The Vredestein TriComps were finally removed the other week, replaced for some serious winter miles by the Panaracer Race Type D front and rear.
Briefly mentioned in a blog post a while back, these will hopefully prove a good companion for gritty and muddy winter rides. Nobody enjoys stopping to repair punctures; the black and grey brake muck, wet and cold all make me want to try and limit the possibility.
The Race Type-D, so called because it is part of the ‘Durable’ range of Panaracer’s road offerings, has a casing layered in different directions to reduce the chance of wayward flints or other road debris finding its way into the inner tube.
Panaracer have also put a reduced version of their PT Shield puncture protection band on to the Race Type-D, called the PT Belted. We are investigating what the band is made up of, but so far it seems to be surviving well and resisting my efforts to cause a puncture by riding in the gutter.
The tyres seem to roll along adequately. We weighed them at just over the promised 260 grams. In theory, the dual compound is harder in the middle section where you spend the majority of your ride and softer and grippier as you lean into corners. I have not yet really pushed the tyres hard into a corner, but have leaned them over a fair way; smooth and gentle being the best way in winter (after a recent slide on diesel, I am still a bit bruised). Panaracer have even designed a special profile to further aid this characteristic, with a smaller radius centre section and a wider radius as you move down to the sidewall. A soft bullet shape would perhaps be the easiest way to describe the sectional profile.

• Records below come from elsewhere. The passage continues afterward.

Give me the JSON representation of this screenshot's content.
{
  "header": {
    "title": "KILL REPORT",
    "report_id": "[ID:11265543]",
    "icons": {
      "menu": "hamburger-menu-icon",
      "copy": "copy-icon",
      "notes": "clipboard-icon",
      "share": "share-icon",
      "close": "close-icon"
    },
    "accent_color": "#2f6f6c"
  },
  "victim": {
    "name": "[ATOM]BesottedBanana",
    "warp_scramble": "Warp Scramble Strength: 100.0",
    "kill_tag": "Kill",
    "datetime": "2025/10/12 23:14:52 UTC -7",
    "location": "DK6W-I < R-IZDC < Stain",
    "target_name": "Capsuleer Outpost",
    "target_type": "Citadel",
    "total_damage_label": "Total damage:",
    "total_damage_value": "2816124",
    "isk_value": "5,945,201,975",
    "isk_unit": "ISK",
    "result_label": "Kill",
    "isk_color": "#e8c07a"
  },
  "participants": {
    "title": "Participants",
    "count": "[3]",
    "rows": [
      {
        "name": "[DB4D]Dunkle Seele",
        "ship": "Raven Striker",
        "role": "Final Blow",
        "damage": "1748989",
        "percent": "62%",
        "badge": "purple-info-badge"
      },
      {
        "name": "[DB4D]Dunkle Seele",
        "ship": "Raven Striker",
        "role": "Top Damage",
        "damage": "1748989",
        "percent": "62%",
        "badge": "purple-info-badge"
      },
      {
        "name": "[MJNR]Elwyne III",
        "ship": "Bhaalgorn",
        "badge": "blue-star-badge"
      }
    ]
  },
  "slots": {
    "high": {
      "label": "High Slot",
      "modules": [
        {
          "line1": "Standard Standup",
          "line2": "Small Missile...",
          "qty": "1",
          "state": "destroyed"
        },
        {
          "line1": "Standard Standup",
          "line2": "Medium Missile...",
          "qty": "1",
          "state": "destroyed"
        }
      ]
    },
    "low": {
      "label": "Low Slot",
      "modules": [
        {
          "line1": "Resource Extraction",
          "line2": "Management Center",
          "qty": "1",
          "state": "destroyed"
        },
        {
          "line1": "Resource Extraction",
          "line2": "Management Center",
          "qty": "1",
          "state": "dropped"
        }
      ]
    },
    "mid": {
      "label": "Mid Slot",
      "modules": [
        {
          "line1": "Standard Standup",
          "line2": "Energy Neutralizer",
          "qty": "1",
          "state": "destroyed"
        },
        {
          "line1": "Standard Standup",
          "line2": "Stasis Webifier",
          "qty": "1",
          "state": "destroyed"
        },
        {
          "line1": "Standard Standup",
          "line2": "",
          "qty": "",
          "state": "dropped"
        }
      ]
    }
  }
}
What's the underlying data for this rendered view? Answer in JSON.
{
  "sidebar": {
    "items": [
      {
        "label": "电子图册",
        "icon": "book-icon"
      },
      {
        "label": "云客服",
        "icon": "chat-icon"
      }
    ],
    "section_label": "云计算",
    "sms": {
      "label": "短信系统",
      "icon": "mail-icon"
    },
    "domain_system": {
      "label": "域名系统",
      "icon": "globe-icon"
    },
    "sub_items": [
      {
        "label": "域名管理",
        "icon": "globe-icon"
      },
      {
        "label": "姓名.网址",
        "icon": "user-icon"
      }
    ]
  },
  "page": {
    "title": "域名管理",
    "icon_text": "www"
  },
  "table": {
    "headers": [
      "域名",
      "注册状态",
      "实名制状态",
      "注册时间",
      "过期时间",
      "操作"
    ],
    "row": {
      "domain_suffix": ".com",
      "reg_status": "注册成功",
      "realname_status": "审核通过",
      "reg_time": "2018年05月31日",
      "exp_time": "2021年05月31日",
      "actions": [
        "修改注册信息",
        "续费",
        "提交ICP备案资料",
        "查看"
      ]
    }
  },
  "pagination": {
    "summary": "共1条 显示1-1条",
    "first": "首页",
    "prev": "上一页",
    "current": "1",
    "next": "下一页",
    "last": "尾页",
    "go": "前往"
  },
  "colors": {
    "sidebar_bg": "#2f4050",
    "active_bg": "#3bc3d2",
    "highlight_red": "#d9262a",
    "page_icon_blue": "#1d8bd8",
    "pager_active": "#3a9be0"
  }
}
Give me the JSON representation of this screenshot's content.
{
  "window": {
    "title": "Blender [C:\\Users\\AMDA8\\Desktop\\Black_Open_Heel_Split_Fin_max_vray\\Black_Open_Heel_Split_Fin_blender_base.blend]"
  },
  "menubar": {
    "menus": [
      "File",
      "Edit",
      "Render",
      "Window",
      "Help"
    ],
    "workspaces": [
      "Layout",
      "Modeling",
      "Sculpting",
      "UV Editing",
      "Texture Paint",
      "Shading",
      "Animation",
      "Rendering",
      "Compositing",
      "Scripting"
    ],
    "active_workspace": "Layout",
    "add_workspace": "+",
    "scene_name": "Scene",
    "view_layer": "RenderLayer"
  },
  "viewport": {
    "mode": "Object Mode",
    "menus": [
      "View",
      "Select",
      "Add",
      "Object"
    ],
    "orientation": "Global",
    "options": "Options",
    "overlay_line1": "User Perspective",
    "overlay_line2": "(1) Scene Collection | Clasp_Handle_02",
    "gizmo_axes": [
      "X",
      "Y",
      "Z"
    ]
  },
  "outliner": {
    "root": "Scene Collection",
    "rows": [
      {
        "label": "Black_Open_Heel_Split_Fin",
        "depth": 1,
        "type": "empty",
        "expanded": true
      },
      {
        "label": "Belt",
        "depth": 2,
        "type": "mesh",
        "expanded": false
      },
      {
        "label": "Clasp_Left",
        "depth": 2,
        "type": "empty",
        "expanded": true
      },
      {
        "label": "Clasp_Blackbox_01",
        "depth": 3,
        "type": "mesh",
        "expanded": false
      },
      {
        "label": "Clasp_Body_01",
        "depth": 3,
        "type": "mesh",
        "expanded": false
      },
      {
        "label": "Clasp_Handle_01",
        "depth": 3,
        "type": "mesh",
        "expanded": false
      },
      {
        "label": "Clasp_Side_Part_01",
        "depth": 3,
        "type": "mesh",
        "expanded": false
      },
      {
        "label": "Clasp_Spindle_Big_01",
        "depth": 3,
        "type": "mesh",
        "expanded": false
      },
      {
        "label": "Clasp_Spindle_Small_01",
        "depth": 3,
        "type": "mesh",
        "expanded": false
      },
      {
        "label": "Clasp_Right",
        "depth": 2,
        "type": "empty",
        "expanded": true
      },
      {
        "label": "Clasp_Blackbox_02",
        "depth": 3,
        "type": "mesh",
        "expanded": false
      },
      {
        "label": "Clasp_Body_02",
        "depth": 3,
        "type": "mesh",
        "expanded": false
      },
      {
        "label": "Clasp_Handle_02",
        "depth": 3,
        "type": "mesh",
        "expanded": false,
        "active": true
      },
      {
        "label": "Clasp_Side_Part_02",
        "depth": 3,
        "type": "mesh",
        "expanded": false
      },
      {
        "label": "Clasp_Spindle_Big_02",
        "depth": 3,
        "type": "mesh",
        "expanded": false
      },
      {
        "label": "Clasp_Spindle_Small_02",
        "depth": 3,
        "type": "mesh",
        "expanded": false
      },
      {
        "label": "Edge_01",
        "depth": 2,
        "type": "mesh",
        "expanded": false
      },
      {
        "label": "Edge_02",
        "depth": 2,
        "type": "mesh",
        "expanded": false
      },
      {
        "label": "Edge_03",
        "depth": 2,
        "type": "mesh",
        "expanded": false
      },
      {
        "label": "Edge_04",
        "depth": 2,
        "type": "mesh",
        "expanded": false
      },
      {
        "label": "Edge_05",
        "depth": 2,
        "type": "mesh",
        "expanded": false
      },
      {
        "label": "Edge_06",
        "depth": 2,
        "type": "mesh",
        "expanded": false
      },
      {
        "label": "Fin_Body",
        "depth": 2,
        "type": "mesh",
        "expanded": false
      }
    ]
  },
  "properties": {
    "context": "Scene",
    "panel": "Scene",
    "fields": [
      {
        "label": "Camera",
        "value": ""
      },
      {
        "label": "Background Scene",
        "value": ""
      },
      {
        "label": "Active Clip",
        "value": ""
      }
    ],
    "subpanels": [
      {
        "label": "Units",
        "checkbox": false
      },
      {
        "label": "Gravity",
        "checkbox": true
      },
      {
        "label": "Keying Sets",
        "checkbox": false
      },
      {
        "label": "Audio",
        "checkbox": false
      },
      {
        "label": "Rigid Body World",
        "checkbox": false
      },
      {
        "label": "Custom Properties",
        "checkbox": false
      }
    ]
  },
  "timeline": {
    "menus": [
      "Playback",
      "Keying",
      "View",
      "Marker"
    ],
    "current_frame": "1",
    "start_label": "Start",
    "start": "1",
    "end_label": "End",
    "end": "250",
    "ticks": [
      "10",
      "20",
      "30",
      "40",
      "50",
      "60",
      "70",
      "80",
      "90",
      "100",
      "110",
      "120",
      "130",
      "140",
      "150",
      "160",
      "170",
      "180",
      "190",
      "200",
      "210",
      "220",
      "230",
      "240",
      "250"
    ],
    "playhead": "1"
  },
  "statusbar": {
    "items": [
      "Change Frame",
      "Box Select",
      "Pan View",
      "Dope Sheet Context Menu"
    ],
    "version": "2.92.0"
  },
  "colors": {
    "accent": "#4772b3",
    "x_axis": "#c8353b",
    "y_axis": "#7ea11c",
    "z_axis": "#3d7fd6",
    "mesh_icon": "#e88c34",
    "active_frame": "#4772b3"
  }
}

A ride out in Devon last week made for an interesting test. I thought that during the rolling hilly ride they were a touch draggy on climbs and even spinning along the flat, not rolling as fast as the TriComps, or my favoured Ultremos.
In one way, I think that is the point of winter tyres, possibly even wrapping winter wheels (for those of you with such things). We should be riding on heavier stock, designed to keep going no matter what, and then when summer comes, our racing threads and sprightly wheels will feel very fresh and zippy. That’s my theory, and I’m sticking to it.
To that end the Panaracer Race Type-D is a good winter choice, especially in the fatter 25c version we have on test (a 23c is also available; both cost £40). The puncture resistance, backed up by the excellent Voss inner tubes (still free from punctures), delivers predictable performance when turning into corners and a supple ride, especially at the 80-90psi that we are running, making these a good benchmark for winter riding and comparable to classic Continental Gatorskin or even the Michelin Pro4 Endurance version.